In order to grow giant pumpkins you have to get a proven seed, which is the seed from a pumpkin that has reached a giant-sized weight, and mix it with another good seed. He said it’s important that you pollinate your own pumpkin so that you know that it has good genes.

As his pumpkin grows, Williams has to pull the female or smaller pumpkins off.

It takes 1,000 square feet to grow one pumpkin, and the main vine alone can grow six inches a day.

“It’s not easy, you have to make it grow. It takes a lot of luck, water spray, lots of little things,” he said.

Williams said that in order to move the giant pumpkin, he has to use a lifting ring, which is a steel cone shaped structure that he attaches straps to, to hoist the pumpkin off the ground without smashing it.

Williams, as one of the youngest growers in the competition at age 21, won $700 in Ohio, $50 in Kentucky and $400 in Tennessee. He said that the amount of money he made from the fairs was hardly enough to cover what he has put into the pumpkin.

“It’s not about the money, that’s for sure.”

Williams said the most fun is driving the pumpkin to the fair.

“One rule, don’t stop at a rest area,” he said.

He said people stop what they are doing to take pictures and lean out of cars with big fancy cameras everywhere they go to get a glimpse of the giant pumpkin.

The pumpkin now sits at Baldwin Farms in Richmond where anyone can visit anytime for free. Williams said that he is going to save his pumpkin seeds because they have good genes and could be worth a lot.

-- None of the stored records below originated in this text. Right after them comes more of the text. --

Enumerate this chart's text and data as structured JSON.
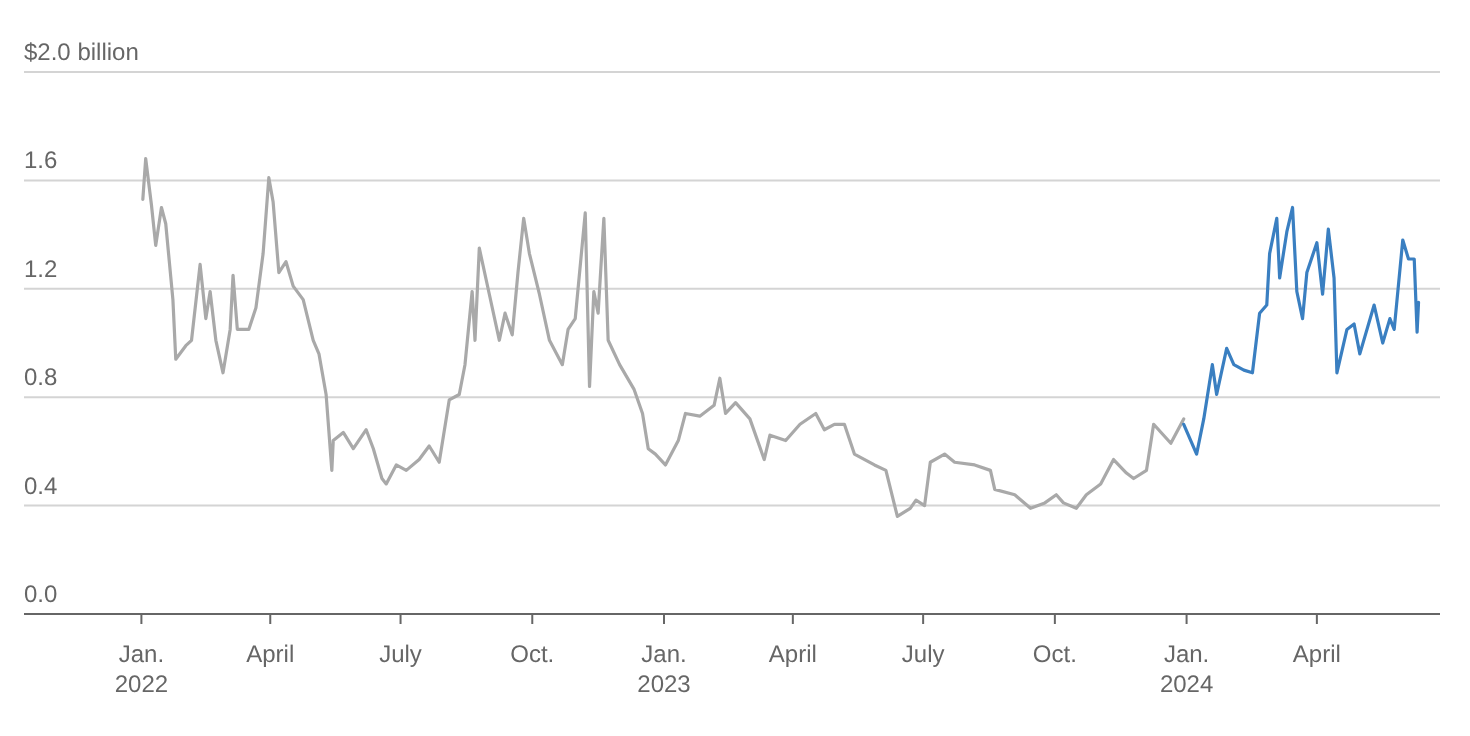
{
  "chart_data": {
    "type": "line",
    "ylim": [
      0,
      2
    ],
    "yticks": [
      {
        "value": 0,
        "label": "0.0"
      },
      {
        "value": 0.4,
        "label": "0.4"
      },
      {
        "value": 0.8,
        "label": "0.8"
      },
      {
        "value": 1.2,
        "label": "1.2"
      },
      {
        "value": 1.6,
        "label": "1.6"
      },
      {
        "value": 2,
        "label": "$2.0 billion"
      }
    ],
    "xlim": [
      "2021-10-11",
      "2024-06-26"
    ],
    "xticks": [
      {
        "value": "2022-01-01",
        "label": "Jan.\n2022"
      },
      {
        "value": "2022-04-01",
        "label": "April"
      },
      {
        "value": "2022-07-01",
        "label": "July"
      },
      {
        "value": "2022-10-01",
        "label": "Oct."
      },
      {
        "value": "2023-01-01",
        "label": "Jan.\n2023"
      },
      {
        "value": "2023-04-01",
        "label": "April"
      },
      {
        "value": "2023-07-01",
        "label": "July"
      },
      {
        "value": "2023-10-01",
        "label": "Oct."
      },
      {
        "value": "2024-01-01",
        "label": "Jan.\n2024"
      },
      {
        "value": "2024-04-01",
        "label": "April"
      }
    ],
    "grid": "y",
    "marker": "none",
    "line_style": "solid",
    "series": [
      {
        "color": "#a9a9a9",
        "x": [
          "2022-01-02",
          "2022-01-04",
          "2022-01-08",
          "2022-01-11",
          "2022-01-15",
          "2022-01-18",
          "2022-01-23",
          "2022-01-25",
          "2022-02-01",
          "2022-02-05",
          "2022-02-11",
          "2022-02-15",
          "2022-02-18",
          "2022-02-22",
          "2022-02-27",
          "2022-03-04",
          "2022-03-06",
          "2022-03-09",
          "2022-03-17",
          "2022-03-22",
          "2022-03-27",
          "2022-03-31",
          "2022-04-03",
          "2022-04-07",
          "2022-04-12",
          "2022-04-17",
          "2022-04-24",
          "2022-05-01",
          "2022-05-05",
          "2022-05-10",
          "2022-05-14",
          "2022-05-15",
          "2022-05-22",
          "2022-05-29",
          "2022-06-07",
          "2022-06-12",
          "2022-06-18",
          "2022-06-21",
          "2022-06-28",
          "2022-07-05",
          "2022-07-14",
          "2022-07-21",
          "2022-07-28",
          "2022-08-04",
          "2022-08-11",
          "2022-08-15",
          "2022-08-20",
          "2022-08-22",
          "2022-08-25",
          "2022-09-01",
          "2022-09-08",
          "2022-09-12",
          "2022-09-17",
          "2022-09-21",
          "2022-09-25",
          "2022-09-29",
          "2022-10-06",
          "2022-10-13",
          "2022-10-22",
          "2022-10-26",
          "2022-10-31",
          "2022-11-07",
          "2022-11-10",
          "2022-11-13",
          "2022-11-16",
          "2022-11-20",
          "2022-11-23",
          "2022-12-01",
          "2022-12-11",
          "2022-12-17",
          "2022-12-21",
          "2022-12-26",
          "2023-01-02",
          "2023-01-11",
          "2023-01-16",
          "2023-01-26",
          "2023-02-05",
          "2023-02-09",
          "2023-02-13",
          "2023-02-20",
          "2023-03-02",
          "2023-03-12",
          "2023-03-16",
          "2023-03-27",
          "2023-04-06",
          "2023-04-17",
          "2023-04-23",
          "2023-04-30",
          "2023-05-07",
          "2023-05-14",
          "2023-05-28",
          "2023-06-05",
          "2023-06-13",
          "2023-06-22",
          "2023-06-26",
          "2023-07-02",
          "2023-07-06",
          "2023-07-16",
          "2023-07-23",
          "2023-08-06",
          "2023-08-17",
          "2023-08-20",
          "2023-09-03",
          "2023-09-14",
          "2023-09-24",
          "2023-10-02",
          "2023-10-07",
          "2023-10-16",
          "2023-10-23",
          "2023-11-02",
          "2023-11-11",
          "2023-11-20",
          "2023-11-25",
          "2023-12-04",
          "2023-12-09",
          "2023-12-21",
          "2023-12-30"
        ],
        "values": [
          1.53,
          1.68,
          1.51,
          1.36,
          1.5,
          1.44,
          1.16,
          0.94,
          0.99,
          1.01,
          1.29,
          1.09,
          1.19,
          1.01,
          0.89,
          1.05,
          1.25,
          1.05,
          1.05,
          1.13,
          1.33,
          1.61,
          1.52,
          1.26,
          1.3,
          1.21,
          1.16,
          1.01,
          0.96,
          0.81,
          0.53,
          0.64,
          0.67,
          0.61,
          0.68,
          0.61,
          0.5,
          0.48,
          0.55,
          0.53,
          0.57,
          0.62,
          0.56,
          0.79,
          0.81,
          0.92,
          1.19,
          1.01,
          1.35,
          1.18,
          1.01,
          1.11,
          1.03,
          1.26,
          1.46,
          1.33,
          1.18,
          1.01,
          0.92,
          1.05,
          1.09,
          1.48,
          0.84,
          1.19,
          1.11,
          1.46,
          1.01,
          0.92,
          0.83,
          0.74,
          0.61,
          0.59,
          0.55,
          0.64,
          0.74,
          0.73,
          0.77,
          0.87,
          0.74,
          0.78,
          0.72,
          0.57,
          0.66,
          0.64,
          0.7,
          0.74,
          0.68,
          0.7,
          0.7,
          0.59,
          0.55,
          0.53,
          0.36,
          0.39,
          0.42,
          0.4,
          0.56,
          0.59,
          0.56,
          0.55,
          0.53,
          0.46,
          0.44,
          0.39,
          0.41,
          0.44,
          0.41,
          0.39,
          0.44,
          0.48,
          0.57,
          0.52,
          0.5,
          0.53,
          0.7,
          0.63,
          0.72
        ]
      },
      {
        "color": "#3a7fc1",
        "x": [
          "2023-12-30",
          "2024-01-08",
          "2024-01-13",
          "2024-01-19",
          "2024-01-22",
          "2024-01-29",
          "2024-02-03",
          "2024-02-10",
          "2024-02-16",
          "2024-02-21",
          "2024-02-26",
          "2024-02-28",
          "2024-03-04",
          "2024-03-06",
          "2024-03-11",
          "2024-03-15",
          "2024-03-18",
          "2024-03-22",
          "2024-03-25",
          "2024-04-01",
          "2024-04-05",
          "2024-04-09",
          "2024-04-13",
          "2024-04-15",
          "2024-04-22",
          "2024-04-27",
          "2024-05-01",
          "2024-05-11",
          "2024-05-17",
          "2024-05-22",
          "2024-05-25",
          "2024-05-31",
          "2024-06-04",
          "2024-06-08",
          "2024-06-10",
          "2024-06-11"
        ],
        "values": [
          0.7,
          0.59,
          0.72,
          0.92,
          0.81,
          0.98,
          0.92,
          0.9,
          0.89,
          1.11,
          1.14,
          1.33,
          1.46,
          1.24,
          1.41,
          1.5,
          1.19,
          1.09,
          1.26,
          1.37,
          1.18,
          1.42,
          1.24,
          0.89,
          1.05,
          1.07,
          0.96,
          1.14,
          1,
          1.09,
          1.05,
          1.38,
          1.31,
          1.31,
          1.04,
          1.15
        ]
      }
    ]
  }
}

Williams said he will probably plant and harvest a giant pumpkin again next year, but would like to just enter it in the Kentucky State Fair.

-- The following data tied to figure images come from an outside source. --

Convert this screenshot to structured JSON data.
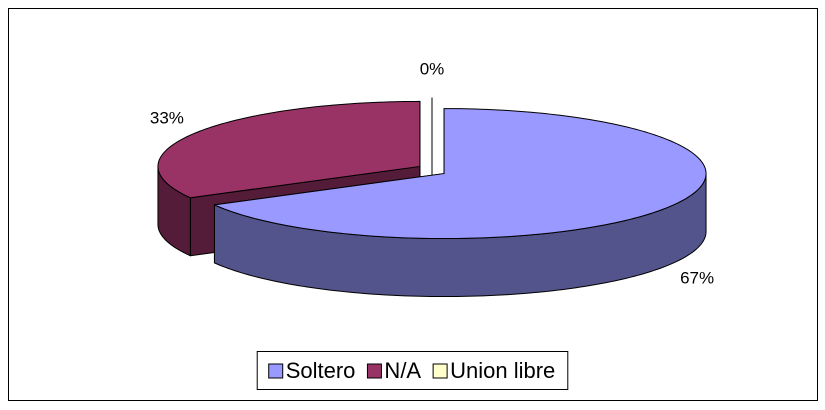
{
  "chart_data": {
    "type": "pie",
    "categories": [
      "Soltero",
      "N/A",
      "Union libre"
    ],
    "values": [
      67,
      33,
      0
    ],
    "value_labels": [
      "67%",
      "33%",
      "0%"
    ],
    "colors": [
      "#9999ff",
      "#993366",
      "#ffffcc"
    ],
    "legend": "bottom"
  }
}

Unfortunately, the Kentucky State Fair is not GPC certified, meaning it doesn’t keep an official record of the weight of the pumpkins. Williams said he wants to go to a GPC certified competition and can only enter his pumpkin in one GPC certified competition a year, and right now out of Kentucky, Tennessee and Ohio, Ohio is the only one that is GPC certified.

Williams also grows tomatoes, habanera peppers and bodacious corn, but doesn’t enter them in contests. He said they’re just for eating.